Nada parece detener su cabalgata. Ninguno de los partidos políticos existentes en el país considera en su agenda como punto cenital afrontar exitosamente esta descomposición social y no dan muestras de poseer un proyecto de nación viable que termine con estas relaciones de dominio/subordinación a los poderes políticos, económicos y fácticos que necesitan y por ello prohíjan esta violencia. Ninguno de los gobiernos en turno, incluyendo el actual, asumen con seriedad la necesaria transformación de esta lacerante condición, tan sólo atinan a decir nosotros no fuimos o no somos iguales a quienes nos antecedieron, sin embargo, ni antes ni ahora miramos en el horizonte la esperanza que otorga la calma y el sosiego emanados de la paz, justicia y dignidad.

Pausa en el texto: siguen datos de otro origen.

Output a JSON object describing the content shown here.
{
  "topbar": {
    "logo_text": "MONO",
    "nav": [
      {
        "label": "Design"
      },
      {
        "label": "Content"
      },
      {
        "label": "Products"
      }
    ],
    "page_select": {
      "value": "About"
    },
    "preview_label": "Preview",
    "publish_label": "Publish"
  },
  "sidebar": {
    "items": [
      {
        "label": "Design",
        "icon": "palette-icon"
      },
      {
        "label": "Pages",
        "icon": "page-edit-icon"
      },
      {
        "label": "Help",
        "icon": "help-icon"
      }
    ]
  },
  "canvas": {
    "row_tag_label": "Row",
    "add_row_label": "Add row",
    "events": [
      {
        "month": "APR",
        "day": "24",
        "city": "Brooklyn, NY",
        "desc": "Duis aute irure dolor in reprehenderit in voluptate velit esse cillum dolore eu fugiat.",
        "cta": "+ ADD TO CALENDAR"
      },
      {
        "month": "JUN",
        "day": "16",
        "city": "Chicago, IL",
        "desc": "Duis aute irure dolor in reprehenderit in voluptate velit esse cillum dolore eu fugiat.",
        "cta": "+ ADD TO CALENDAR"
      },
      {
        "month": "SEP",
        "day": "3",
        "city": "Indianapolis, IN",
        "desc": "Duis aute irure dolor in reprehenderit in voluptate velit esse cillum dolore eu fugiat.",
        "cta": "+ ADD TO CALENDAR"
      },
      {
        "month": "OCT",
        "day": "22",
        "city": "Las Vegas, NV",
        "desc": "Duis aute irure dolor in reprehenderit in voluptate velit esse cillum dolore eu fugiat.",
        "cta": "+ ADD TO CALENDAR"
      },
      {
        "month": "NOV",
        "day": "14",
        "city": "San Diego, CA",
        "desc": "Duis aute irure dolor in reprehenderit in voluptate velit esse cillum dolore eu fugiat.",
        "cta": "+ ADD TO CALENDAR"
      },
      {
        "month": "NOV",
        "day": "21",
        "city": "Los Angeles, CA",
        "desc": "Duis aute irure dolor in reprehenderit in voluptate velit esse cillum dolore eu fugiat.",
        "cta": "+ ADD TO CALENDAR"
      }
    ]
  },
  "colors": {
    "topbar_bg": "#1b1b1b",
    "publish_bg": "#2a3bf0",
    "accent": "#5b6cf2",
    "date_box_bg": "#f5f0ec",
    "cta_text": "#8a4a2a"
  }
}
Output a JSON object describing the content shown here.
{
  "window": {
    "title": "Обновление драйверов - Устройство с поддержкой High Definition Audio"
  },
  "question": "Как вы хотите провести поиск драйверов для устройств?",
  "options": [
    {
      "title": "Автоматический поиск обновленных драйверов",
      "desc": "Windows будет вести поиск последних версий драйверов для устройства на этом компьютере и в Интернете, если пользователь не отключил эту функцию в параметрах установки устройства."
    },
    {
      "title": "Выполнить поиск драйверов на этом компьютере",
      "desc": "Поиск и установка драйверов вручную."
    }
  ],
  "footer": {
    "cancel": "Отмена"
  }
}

Si como puede admitirse, por ningún lugar, más allá de nosotros mismos, nos topamos con estrategias y programas de desarrollo que permitan vislumbrar un futuro cercano con seguridad, justicia, certidumbre, confianza y paz, va llegando la hora de tomar esa responsabilidad en otras manos e invitar a tejer y confeccionar las redes comunitarias y populares, suficientes y diversas, con una visión y perspectiva en dicho punto de llegada.

Si poseemos claridad en torno al punto de partida en el cual nos hallamos y, además, vislumbramos un punto de llegada —que indudablemente se transformará en un nuevo punto de partida desde el cual se podrá definir otro punto de llegada— será necesario construir ese gran programa de trabajo y desarrollo que hoy no tienen ni los partidos políticos, ni los gobernantes y disponer así del andamio que nos permita pasar de un punto a otro.

Si la encrucijada que tenemos enfrente nos demanda tomar decisiones sobre el rumbo a seguir, es necesario optar.